Une culture grammaticale, logique, mathématique, scientifique, technologique et expérimentale insuffisante ne pourra pas être remplacée par l’inculcation prématurée d’un prêchi-prêcha à prétention démocratique, écologique et individualiste qui n’a aucun sens à ce niveau d’appréhension, et qui n’a pour but que de répandre dans les masses un conformisme niais et désarmé face à l’agressivité dynamique de la marchandise.
On pourrait dans l’état actuel des choses avantageusement remplacer la plupart des disciplines enseignées dans le secondaire par un apprentissage pratique des technologies, des sports, de la musique ou des arts plastiques, si des exigences de résultat et de maîtrise du savoir-faire existaient encore dans ces disciplines - les premières à avoir été "déconstruites".
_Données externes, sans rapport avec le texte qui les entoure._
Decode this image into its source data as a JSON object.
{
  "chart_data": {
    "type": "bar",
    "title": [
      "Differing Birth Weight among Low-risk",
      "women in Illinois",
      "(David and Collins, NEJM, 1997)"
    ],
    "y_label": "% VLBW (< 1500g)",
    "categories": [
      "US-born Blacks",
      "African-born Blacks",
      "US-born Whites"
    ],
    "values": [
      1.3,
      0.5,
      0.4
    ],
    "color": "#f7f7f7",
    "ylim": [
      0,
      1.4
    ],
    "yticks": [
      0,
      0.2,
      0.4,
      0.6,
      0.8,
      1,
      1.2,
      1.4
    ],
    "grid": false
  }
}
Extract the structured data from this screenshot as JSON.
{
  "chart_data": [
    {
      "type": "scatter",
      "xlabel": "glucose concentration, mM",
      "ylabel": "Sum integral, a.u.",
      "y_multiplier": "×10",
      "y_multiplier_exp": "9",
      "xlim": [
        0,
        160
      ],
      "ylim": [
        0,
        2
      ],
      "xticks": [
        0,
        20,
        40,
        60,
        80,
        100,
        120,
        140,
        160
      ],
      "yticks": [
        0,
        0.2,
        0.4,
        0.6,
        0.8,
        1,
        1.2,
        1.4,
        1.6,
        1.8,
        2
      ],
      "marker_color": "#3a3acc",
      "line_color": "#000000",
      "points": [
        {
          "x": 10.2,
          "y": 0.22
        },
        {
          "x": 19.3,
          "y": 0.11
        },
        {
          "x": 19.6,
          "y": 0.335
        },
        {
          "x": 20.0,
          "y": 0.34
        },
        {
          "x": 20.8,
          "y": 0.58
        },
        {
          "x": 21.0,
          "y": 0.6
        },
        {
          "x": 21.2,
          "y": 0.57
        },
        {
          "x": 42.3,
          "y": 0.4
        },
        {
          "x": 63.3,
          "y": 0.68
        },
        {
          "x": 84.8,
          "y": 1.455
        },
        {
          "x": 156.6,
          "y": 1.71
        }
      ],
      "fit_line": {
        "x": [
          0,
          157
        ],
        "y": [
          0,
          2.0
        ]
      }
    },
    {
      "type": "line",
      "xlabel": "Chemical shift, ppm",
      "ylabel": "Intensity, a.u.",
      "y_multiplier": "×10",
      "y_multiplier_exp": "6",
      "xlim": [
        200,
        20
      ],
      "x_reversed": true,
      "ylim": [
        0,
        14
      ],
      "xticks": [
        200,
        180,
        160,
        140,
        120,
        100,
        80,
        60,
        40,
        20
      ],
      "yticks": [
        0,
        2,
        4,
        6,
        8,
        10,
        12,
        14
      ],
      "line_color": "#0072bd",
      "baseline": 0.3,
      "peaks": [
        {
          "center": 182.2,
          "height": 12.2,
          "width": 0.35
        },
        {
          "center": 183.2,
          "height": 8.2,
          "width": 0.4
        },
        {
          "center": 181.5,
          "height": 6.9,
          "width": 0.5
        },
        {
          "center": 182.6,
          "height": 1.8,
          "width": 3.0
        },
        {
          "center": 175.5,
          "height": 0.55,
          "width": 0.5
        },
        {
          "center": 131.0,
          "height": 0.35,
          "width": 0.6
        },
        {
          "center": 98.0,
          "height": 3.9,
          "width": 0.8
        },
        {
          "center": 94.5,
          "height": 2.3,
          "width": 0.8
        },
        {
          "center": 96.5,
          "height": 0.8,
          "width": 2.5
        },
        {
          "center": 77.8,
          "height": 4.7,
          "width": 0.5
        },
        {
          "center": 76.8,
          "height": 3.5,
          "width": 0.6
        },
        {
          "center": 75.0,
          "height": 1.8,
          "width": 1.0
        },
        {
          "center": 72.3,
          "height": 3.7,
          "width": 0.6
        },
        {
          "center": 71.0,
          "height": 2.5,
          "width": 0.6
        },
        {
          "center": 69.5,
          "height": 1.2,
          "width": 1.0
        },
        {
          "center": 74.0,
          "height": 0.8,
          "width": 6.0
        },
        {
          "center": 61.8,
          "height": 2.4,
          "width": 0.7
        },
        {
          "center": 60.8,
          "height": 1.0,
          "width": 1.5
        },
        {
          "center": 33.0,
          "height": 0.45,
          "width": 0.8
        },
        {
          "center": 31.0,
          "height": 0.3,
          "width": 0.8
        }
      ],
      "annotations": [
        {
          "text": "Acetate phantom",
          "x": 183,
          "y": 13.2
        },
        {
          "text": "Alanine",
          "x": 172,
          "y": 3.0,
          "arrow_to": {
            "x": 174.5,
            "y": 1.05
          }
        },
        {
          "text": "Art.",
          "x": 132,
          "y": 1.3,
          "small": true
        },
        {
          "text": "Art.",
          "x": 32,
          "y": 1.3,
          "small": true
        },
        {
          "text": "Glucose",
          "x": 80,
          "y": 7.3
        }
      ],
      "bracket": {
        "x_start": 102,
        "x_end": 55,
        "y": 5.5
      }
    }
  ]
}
Nous autres les enseignants avons aussi nos responsabilités dans cet état des lieux déplorable. Travailler fatigue, et faire travailler fatigue plus, et faire travailler les élèves plus encore, lorsque plus rien dans le climat idéologique et dans la famille ne les y pousse. Dans ces conditions nous nous sommes laissés aller à accepter la multiplication sur notre temps de service de ce qu’un ancien mien collègue appelait justement des « non-cours », ce qui va des réunions creuses, aux séances de sensibilisation qui enfoncent les portes ouvertes, aux débats d’actualité lourdement orientés, des minutes de silence aux intervenants extérieurs intempestifs et aux voyages et aux sorties qui toutes intéressantes soient-elles ont toutes le défaut de ne pouvoir pas être évaluées, et aux séances d’informatique où c’était plutôt les élèves qui donnaient des leçons aux profs que l’inverse, et enfin à l’apprentissage précoce du crétinisme parlementaire à l’occasion du vote pour les « délégués de classe » et autres bouffonneries – dont le cérémonial idiot des conseils et préconseils de classe qui durent d’autant plus longtemps qu’ils décident de moins de choses.
Le capitalisme de l’ère impérialiste mondialisée n’a plus besoin d’école et n’a plus de culture à faire partager aux nouvelles générations de consommateurs – et dans les métropoles il n’a même plus besoin de nouvelles générations d’ailleurs.
GQ, 9 novembre 2024
PS Cette situation qui s'est installée peu à peu au cours d'une évolution qui a duré plus d'un demi-siècle ne durera probablement pas un demi-siècle de plus.